Sapucaia do Sul - O supervisor técnico de manutenção Luís André da Silva Domingues, 36 anos, que teve seu nome usado por um suspeito preso por furto em uma agência bancária, em 2007, aguarda pelo julgamento no Tribunal de Justiça da liminar que definirá pela suspensão definitiva, ou não, do pedido de prisão preventiva, emitido pelo Estado de Santa Catarina. O crime, que Domingues não cometeu, ocorreu em 5 de junho. O bandido ficou dez meses recolhido no presídio de Lajes (SC), mas a Justiça do Estado vizinho deu ao falso Domingues o direito de apelar em liberdade. Por causa disso, até os direitos eleitorais da vítima estão suspensos atualmente.
Advogado vai ao TJ
"Tive acesso ao processo e no dia 23 pedi para impetrar o habeas corpus junto à 4.ª Vara Criminal do TJ. No dia 24, o desembargador Gaspar Marques negou a liminar argumentando que os documentos emitidos não eram suficientes para suspender o pedido de preventiva", diz o advogado Paulo d eSouza. "No dia seguinte, estive pessoalmente com o desembargador. Mediante fotos do verdadeiro suspeito e outros documentos, o desembargador acatou o pedido e oficiou a Secretaria de Segurança de Santa Catarina (comarca de Campo Belo, responsável pela cidade de Cerro Negro do Sul)." A partir de então a preventiva foi suspensa até a data do julgamento do habeas.

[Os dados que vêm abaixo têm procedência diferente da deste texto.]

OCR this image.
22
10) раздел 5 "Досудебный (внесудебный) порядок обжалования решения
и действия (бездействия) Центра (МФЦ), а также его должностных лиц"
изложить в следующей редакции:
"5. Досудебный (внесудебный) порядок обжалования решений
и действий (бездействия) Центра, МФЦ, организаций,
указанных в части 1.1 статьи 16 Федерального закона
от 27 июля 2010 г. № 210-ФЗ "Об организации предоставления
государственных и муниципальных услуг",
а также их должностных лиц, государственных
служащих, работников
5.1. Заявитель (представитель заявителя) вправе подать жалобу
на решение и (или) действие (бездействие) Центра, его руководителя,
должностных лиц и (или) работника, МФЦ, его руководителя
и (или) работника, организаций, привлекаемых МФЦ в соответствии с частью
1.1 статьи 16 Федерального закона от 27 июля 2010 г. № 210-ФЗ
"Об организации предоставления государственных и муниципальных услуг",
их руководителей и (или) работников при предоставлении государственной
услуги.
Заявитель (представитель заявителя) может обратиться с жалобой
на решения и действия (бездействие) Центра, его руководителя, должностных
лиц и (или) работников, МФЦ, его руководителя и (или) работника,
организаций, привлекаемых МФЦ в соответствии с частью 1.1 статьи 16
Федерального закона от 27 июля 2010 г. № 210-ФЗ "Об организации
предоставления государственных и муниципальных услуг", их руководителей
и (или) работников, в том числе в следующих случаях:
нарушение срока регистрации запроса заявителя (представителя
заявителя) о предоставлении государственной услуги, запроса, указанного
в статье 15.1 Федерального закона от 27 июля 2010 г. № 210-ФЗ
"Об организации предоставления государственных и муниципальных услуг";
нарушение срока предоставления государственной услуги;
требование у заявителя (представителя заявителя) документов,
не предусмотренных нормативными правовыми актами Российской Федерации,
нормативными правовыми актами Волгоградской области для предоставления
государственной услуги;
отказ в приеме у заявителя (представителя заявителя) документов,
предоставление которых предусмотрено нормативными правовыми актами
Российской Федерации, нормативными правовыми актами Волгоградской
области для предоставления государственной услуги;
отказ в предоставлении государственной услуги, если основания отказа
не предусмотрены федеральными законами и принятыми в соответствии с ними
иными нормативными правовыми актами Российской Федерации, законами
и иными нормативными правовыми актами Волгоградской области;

Providências serão tomadas
"Devemos fazer uma sustentação oral no dia do julgamento da liminar’’, afirma Souza, que tem boas expectativas quanto à votação. "De Sapucaia do Sul a Cerro Negro (SC) são 398 quilômetros e uma viagem de 5h26. É impossível meu cliente ter estado lá naquela madrugada e no seguinte ter embarcado no ônibus que o leva para o serviço às 6 horas."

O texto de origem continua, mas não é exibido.